Were he even ten percent as good as he says he is at business, negotiating and winning, Donald Trump could not, in eight years, accomplish what his campaign suggests. There will be no wall completed, and most certainly any parts started will not be funded by Mexico. Law and order à la Trump might be close enough to Mussolini’s to conceive a second American revolution, perhaps in itself not a terrible idea. His distaste for NAFTA and the TPP may well bring jobs back home. Yes, Mr. Trump and many of his cronies will amass even more dizzying piles of wealth, but Trump is not the corporatist one might expect of a “billionaire”, and he is certainly no friend to the banking cartel currently subjugating most of the planet.

The likely legacy of a Trump Presidency?

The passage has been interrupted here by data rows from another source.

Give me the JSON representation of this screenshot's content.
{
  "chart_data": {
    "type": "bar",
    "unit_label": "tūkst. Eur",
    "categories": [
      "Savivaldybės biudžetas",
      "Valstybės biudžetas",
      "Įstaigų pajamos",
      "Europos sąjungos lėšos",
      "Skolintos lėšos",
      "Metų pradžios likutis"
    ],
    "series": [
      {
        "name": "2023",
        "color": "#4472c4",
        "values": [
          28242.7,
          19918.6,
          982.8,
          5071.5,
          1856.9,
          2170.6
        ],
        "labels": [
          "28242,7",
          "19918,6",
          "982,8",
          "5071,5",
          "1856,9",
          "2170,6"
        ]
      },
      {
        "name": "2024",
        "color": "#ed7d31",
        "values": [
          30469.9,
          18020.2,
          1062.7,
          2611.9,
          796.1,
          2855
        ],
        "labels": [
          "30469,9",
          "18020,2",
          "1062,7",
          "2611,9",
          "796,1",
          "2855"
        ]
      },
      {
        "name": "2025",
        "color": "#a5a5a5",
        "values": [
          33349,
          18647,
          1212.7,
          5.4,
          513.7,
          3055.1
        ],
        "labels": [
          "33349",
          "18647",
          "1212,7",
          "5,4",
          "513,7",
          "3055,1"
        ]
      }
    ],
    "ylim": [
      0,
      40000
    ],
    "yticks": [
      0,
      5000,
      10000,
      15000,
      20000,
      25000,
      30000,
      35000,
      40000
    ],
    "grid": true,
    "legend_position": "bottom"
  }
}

A better understanding of how little power resides in the White House.

The Democratic nominee, on the other hand, is quite clearly “connected”. The American Presidency took a hard right turn in 1981 into the hands of the corporate world and the new feudalism became firmly entrenched in the West. The rights of Corporations expanded well beyond simple “person powers”, and Corporate control rose above even nation-state power. Realizing it more rewarding to be a revered Reagan than a discredited Nixon, the Clinton’s jumped on board. Where Trump has suggested dismantling the EPA, a Clinton resurgence would achieve the same result without public outcry through weakened regulation and budgetary restriction.

Hillary’s legacy could see the world firmly back in the hands of the elites and an end to this upstart “government of the people by the people” nonsense.